When you have a flock of 20 or 30 it’s easy to miss a straggler or someone who is hiding an illness. I advise that you should do a monthly health check to monitor your birds as individuals. Let’s face it, that’s not always possible – we work, we’re busy or tired and things slide.

There’s a terrible responsibility of having some other being’s existence under your control. Their well-being and future is down to you. That’s a heavy burden when things go wrong. And that, of course, leads into the subject of end-of-life care and making the difficult decision to prevent our birds’ suffering in the face of pain, without the realistic chance of a recovery. I’m equal parts coward and optimist when it comes to euthanasia, but I’ve increasingly come to the conclusion that it’s imperative to be both courageous and compassionate to allow our birds’ a good death through humane euthanasia.

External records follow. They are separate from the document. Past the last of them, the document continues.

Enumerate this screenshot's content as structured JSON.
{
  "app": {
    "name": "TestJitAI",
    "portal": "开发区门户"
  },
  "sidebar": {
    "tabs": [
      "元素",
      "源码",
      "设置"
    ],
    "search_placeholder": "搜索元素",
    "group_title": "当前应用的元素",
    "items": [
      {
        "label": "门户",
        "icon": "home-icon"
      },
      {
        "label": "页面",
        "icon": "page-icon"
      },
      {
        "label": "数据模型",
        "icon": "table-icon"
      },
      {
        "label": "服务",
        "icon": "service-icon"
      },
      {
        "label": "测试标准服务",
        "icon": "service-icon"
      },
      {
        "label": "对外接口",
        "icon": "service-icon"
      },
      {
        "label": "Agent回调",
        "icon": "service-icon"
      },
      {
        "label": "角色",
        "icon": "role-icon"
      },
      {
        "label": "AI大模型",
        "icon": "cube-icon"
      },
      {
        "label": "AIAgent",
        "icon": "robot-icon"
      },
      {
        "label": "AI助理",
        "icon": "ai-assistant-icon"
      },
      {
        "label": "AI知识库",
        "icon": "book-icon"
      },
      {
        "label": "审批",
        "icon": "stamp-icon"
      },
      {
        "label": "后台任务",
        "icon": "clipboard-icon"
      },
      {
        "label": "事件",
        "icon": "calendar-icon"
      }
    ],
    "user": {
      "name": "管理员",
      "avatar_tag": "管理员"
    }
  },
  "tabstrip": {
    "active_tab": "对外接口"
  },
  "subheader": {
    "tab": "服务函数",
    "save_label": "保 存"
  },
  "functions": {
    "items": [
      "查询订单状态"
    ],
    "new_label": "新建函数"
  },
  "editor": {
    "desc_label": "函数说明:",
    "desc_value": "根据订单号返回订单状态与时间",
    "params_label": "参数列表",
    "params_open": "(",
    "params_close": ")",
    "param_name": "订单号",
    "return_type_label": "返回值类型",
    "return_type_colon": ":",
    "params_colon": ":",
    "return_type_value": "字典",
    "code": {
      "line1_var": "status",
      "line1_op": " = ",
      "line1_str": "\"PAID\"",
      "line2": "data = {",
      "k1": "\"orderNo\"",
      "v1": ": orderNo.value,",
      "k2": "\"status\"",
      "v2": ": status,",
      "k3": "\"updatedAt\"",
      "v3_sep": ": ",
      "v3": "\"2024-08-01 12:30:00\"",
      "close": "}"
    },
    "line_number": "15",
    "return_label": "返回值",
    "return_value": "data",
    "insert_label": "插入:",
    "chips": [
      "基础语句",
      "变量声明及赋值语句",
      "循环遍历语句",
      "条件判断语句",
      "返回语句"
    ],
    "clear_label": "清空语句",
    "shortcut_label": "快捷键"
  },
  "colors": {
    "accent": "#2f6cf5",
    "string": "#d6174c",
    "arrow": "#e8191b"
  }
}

Not all of us will experience the gamut of things that can go wrong with chickens, but I guarantee that the longer you have them and the more birds you’ve got, problems with arrive and mostly in waves. My advice is to be prepared and ride it out because following the lows there will be highs to follow.

Featured Photo: JoJo Siwa

2 comments on “The Lows Of Keeping Chickens

  1. Karen carroll

    I cannot express how precisely you’ve described my experience! I’ve been keeping chickens for two years, and the joys have surprised me, but so have the issues. I lost my first hen to suspected Marek’s at 6 months. I vaccinated the rest of the flock. Lost my second to a sudden, but unnamed illness (purple comb, obvious distress), and my third to vent prolapse I couldn’t fix in time. Those are the losses. I’ve also dealt with a severe mite infestation that I took way too long to figure out (but finally did), and I now have a girl with chronic sour crop. Like most backyard chicken keepers, I’ve tried to care for my hens without the benefit of a veterinarian (no vets that handle chickens for miles and miles). More than once I’ve thought of giving my hens away, but I love them too much to let them go.

    What you said is right: people will tell you chickens are easy, but they are not–not if you care about their well-being at all. I think the struggle is worth it, but I wish I’d realized it would BE a struggle from the beginning. I would have felt less overwhelmed from the start, I think.

    Thanks for writing this great post.

    Liked by 1 person

  2. Wow! I haven’t decided to have chickens yet, but I’ve wanted to. I’m glad I found this article. I don’t think it will deter me (and I don’t think that’s the point of it), but you’re definitely giving me things to consider as well as some realistic expectations.